2.- “Todo me lo ha entregado mi Padre, nadie conoce al Padre sino el Hijo, y aquél a quien el Hijo se lo quiera revelar”

Cinco veces aparece el término Padre en este pasaje del Evangelio. La novedad y la esencia de la buena noticia proclamada por Jesús de palabra y con sus propios hechos liberadores, es precisamente que nuestro Creador es un Padre compasivo y misericordioso.

A este Dios verdadero no podemos conocerlo tal como es -como el Dios que es Amor- sólo por nuestra propia inteligencia, es decir, no podemos tener una experiencia vital de Él únicamente en virtud de nuestro propio esfuerzo, sino que es Él mismo quien se nos da a conocer en la persona de Jesucristo y por la acción de su Espíritu Santo.

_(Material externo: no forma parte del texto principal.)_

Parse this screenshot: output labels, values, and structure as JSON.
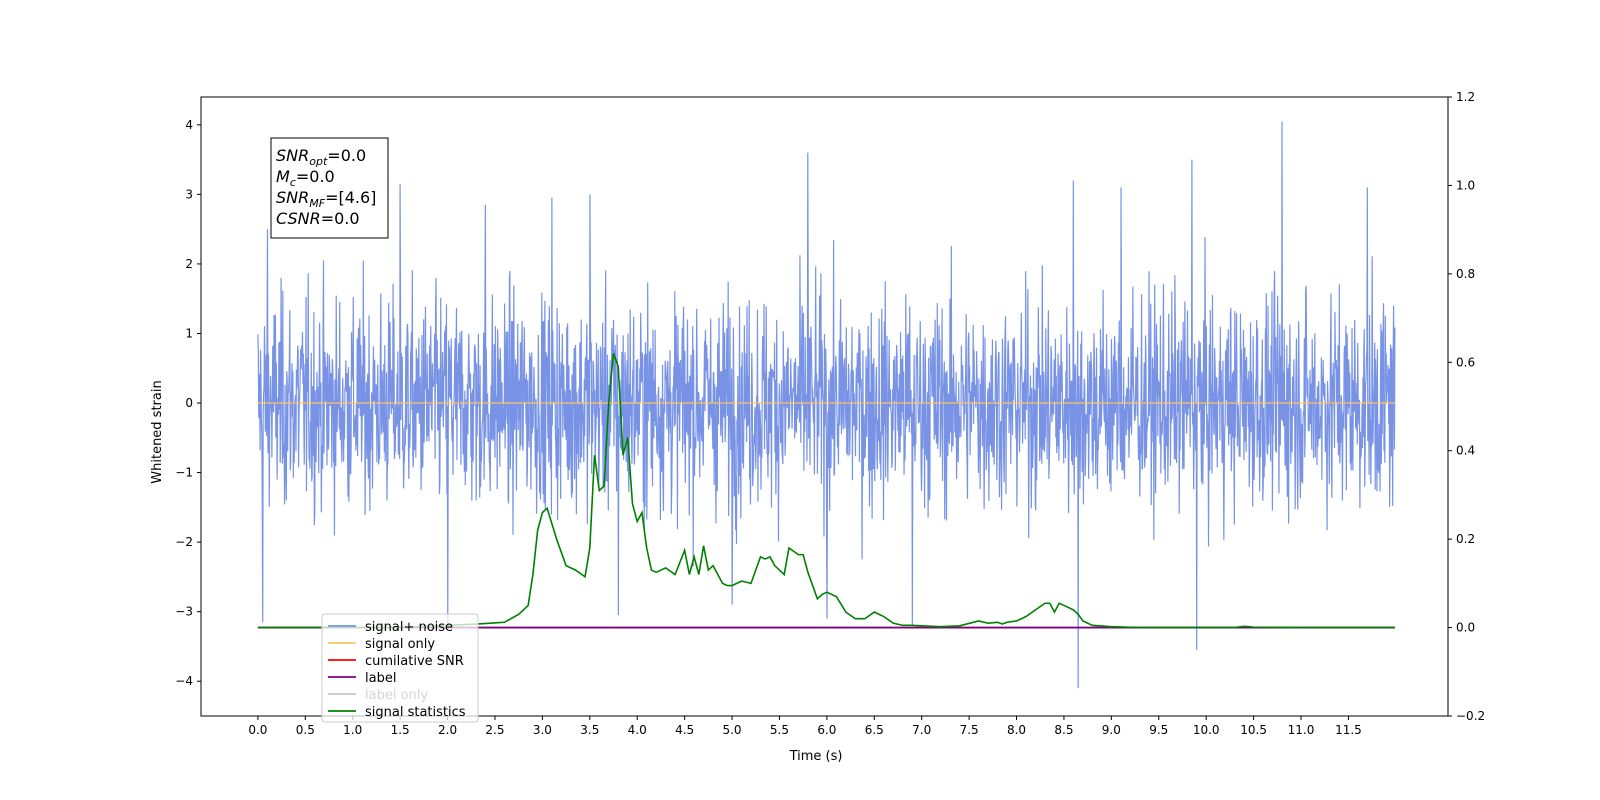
{
  "chart_data": {
    "type": "line",
    "xlabel": "Time (s)",
    "ylabel": "Whitened strain",
    "xlim": [
      -0.6,
      12.55
    ],
    "ylim": [
      -4.5,
      4.4
    ],
    "y2lim": [
      -0.2,
      1.2
    ],
    "x_ticks": [
      0.0,
      0.5,
      1.0,
      1.5,
      2.0,
      2.5,
      3.0,
      3.5,
      4.0,
      4.5,
      5.0,
      5.5,
      6.0,
      6.5,
      7.0,
      7.5,
      8.0,
      8.5,
      9.0,
      9.5,
      10.0,
      10.5,
      11.0,
      11.5
    ],
    "x_tick_labels": [
      "0.0",
      "0.5",
      "1.0",
      "1.5",
      "2.0",
      "2.5",
      "3.0",
      "3.5",
      "4.0",
      "4.5",
      "5.0",
      "5.5",
      "6.0",
      "6.5",
      "7.0",
      "7.5",
      "8.0",
      "8.5",
      "9.0",
      "9.5",
      "10.0",
      "10.5",
      "11.0",
      "11.5"
    ],
    "y_ticks": [
      -4,
      -3,
      -2,
      -1,
      0,
      1,
      2,
      3,
      4
    ],
    "y_tick_labels": [
      "−4",
      "−3",
      "−2",
      "−1",
      "0",
      "1",
      "2",
      "3",
      "4"
    ],
    "y2_ticks": [
      -0.2,
      0.0,
      0.2,
      0.4,
      0.6,
      0.8,
      1.0,
      1.2
    ],
    "y2_tick_labels": [
      "−0.2",
      "0.0",
      "0.2",
      "0.4",
      "0.6",
      "0.8",
      "1.0",
      "1.2"
    ],
    "grid": false,
    "legend_position": "lower-left",
    "legend": [
      {
        "label": "signal+ noise",
        "color": "#7893e6"
      },
      {
        "label": "signal only",
        "color": "#ffc266"
      },
      {
        "label": "cumilative SNR",
        "color": "#ff0000"
      },
      {
        "label": "label",
        "color": "#800080"
      },
      {
        "label": "label only",
        "color": "#c8c8c8"
      },
      {
        "label": "signal statistics",
        "color": "#008000"
      }
    ],
    "annotation": {
      "lines": [
        {
          "main": "SNR",
          "sub": "opt",
          "rest": "=0.0"
        },
        {
          "main": "M",
          "sub": "c",
          "rest": "=0.0"
        },
        {
          "main": "SNR",
          "sub": "MF",
          "rest": "=[4.6]"
        },
        {
          "main": "CSNR",
          "sub": "",
          "rest": "=0.0"
        }
      ]
    },
    "series": [
      {
        "name": "signal+ noise",
        "axis": "left",
        "color": "#7893e6",
        "x_range": [
          0.0,
          11.99
        ],
        "amplitude_envelope": [
          -2.6,
          2.6
        ],
        "spikes": [
          [
            0.05,
            -3.15
          ],
          [
            0.1,
            2.5
          ],
          [
            1.5,
            3.15
          ],
          [
            2.0,
            -3.2
          ],
          [
            2.4,
            2.85
          ],
          [
            3.1,
            2.95
          ],
          [
            3.5,
            3.0
          ],
          [
            3.8,
            -3.05
          ],
          [
            5.0,
            -2.9
          ],
          [
            5.8,
            3.6
          ],
          [
            6.0,
            -3.1
          ],
          [
            6.9,
            -3.2
          ],
          [
            8.6,
            3.2
          ],
          [
            8.65,
            -4.1
          ],
          [
            9.1,
            3.1
          ],
          [
            9.85,
            3.5
          ],
          [
            9.9,
            -3.55
          ],
          [
            10.8,
            4.05
          ],
          [
            11.7,
            3.1
          ]
        ]
      },
      {
        "name": "signal only",
        "axis": "left",
        "color": "#ffc266",
        "x": [
          0.0,
          11.99
        ],
        "y": [
          0.0,
          0.0
        ]
      },
      {
        "name": "label",
        "axis": "right",
        "color": "#800080",
        "x": [
          0.0,
          11.99
        ],
        "y": [
          0.0,
          0.0
        ]
      },
      {
        "name": "signal statistics",
        "axis": "right",
        "color": "#008000",
        "x": [
          0.0,
          0.5,
          1.0,
          1.5,
          2.0,
          2.3,
          2.45,
          2.6,
          2.75,
          2.85,
          2.9,
          2.95,
          3.0,
          3.05,
          3.15,
          3.25,
          3.35,
          3.45,
          3.5,
          3.55,
          3.6,
          3.65,
          3.7,
          3.75,
          3.8,
          3.85,
          3.9,
          3.95,
          4.0,
          4.05,
          4.1,
          4.15,
          4.2,
          4.3,
          4.4,
          4.5,
          4.55,
          4.6,
          4.65,
          4.7,
          4.75,
          4.8,
          4.9,
          4.95,
          5.0,
          5.1,
          5.2,
          5.3,
          5.35,
          5.4,
          5.45,
          5.5,
          5.55,
          5.6,
          5.7,
          5.75,
          5.8,
          5.9,
          5.95,
          6.0,
          6.1,
          6.2,
          6.3,
          6.4,
          6.5,
          6.6,
          6.7,
          6.8,
          6.9,
          7.0,
          7.2,
          7.4,
          7.6,
          7.7,
          7.8,
          7.85,
          7.9,
          8.0,
          8.1,
          8.2,
          8.3,
          8.35,
          8.4,
          8.45,
          8.5,
          8.6,
          8.65,
          8.7,
          8.8,
          9.0,
          9.3,
          10.0,
          10.3,
          10.4,
          10.5,
          11.0,
          11.99
        ],
        "y": [
          0.0,
          0.0,
          0.0,
          0.0,
          0.005,
          0.008,
          0.01,
          0.012,
          0.03,
          0.05,
          0.12,
          0.22,
          0.26,
          0.27,
          0.2,
          0.14,
          0.13,
          0.115,
          0.18,
          0.39,
          0.31,
          0.32,
          0.51,
          0.62,
          0.59,
          0.39,
          0.43,
          0.28,
          0.24,
          0.26,
          0.18,
          0.13,
          0.125,
          0.135,
          0.12,
          0.175,
          0.12,
          0.16,
          0.12,
          0.185,
          0.13,
          0.14,
          0.1,
          0.095,
          0.095,
          0.105,
          0.1,
          0.16,
          0.155,
          0.16,
          0.14,
          0.13,
          0.12,
          0.18,
          0.165,
          0.165,
          0.125,
          0.065,
          0.075,
          0.08,
          0.07,
          0.035,
          0.02,
          0.02,
          0.035,
          0.025,
          0.01,
          0.005,
          0.005,
          0.004,
          0.002,
          0.004,
          0.015,
          0.01,
          0.012,
          0.008,
          0.012,
          0.015,
          0.025,
          0.04,
          0.055,
          0.055,
          0.035,
          0.055,
          0.05,
          0.04,
          0.03,
          0.015,
          0.005,
          0.002,
          0.0,
          0.0,
          0.0,
          0.003,
          0.001,
          0.0,
          0.0
        ]
      }
    ]
  }
}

Este mismo Espíritu habita y actúa en nosotros, como dice san Pablo en la 2ª lectura, cuando lo que rige nuestra existencia no es lo material y exterior (“la carne”), sino que abrimos humildemente nuestras mentes y corazones a una vivencia interior de Dios: “Ustedes no están sujetos a la carne, sino al espíritu, ya que el Espíritu de Dios habita en ustedes”.

3.- “Vengan a mí todos los que están cansados y agobiados, y yo los aliviaré; carguen con mi yugo y aprendan de mí, que soy manso y humilde de corazón”

La actitud de mansedumbre y humildad que caracteriza a Jesús y contrasta con el talante de violencia y arrogancia propio de los poderosos de la tierra, había sido anunciada unos 550 años antes por el profeta Zacarías, quien se refirió al Mesías prometido con la imagen que nos presenta la primera lectura (Zc 9, 9-10), la misma que evocaría el evangelista san Mateo al relatar la entrada de Jesús a Jerusalén pocos días antes de su pasión (Mt 21, 4-5): “Alégrate, hija de Sión; canta, hija de Jerusalén; mira a tu rey que viene a ti justo y victorioso, modesto y cabalgando en un asno”.

Los “doctores de la Ley”, contemporáneos de Jesús y de los inicios del cristianismo, imponían cargas pesadas sobre la gente, que se sentía agobiada por el peso de tantas normas, de tanto legalismo y ritualismo. Habían convertido la religión en un conjunto de prácticas externas desligadas de lo esencial, vacías de espíritu, vacías de amor, vacías de Dios. Jesús se presenta a sí mismo como el Maestro paciente y cercano que, sin imposiciones autoritarias, sin humillar a los demás como lo hacían aquellos “doctores” -y como lo hacen siempre los que se creen “sabios y entendidos” despreciando a quienes no tienen sus conocimientos-, nos invita a reconocer a Dios como un Padre compasivo y a vivir la ley interior del amor, para lo cual Él mismo nos ofrece la comunicación de su Espíritu. Abrámosle espacio entonces en nuestras mentes y corazones al Espíritu Santo, para que nos disponga a dejarnos enseñar por el único Maestro que puede guiarnos hacia una experiencia vital de Dios: nuestro Señor Jesucristo-.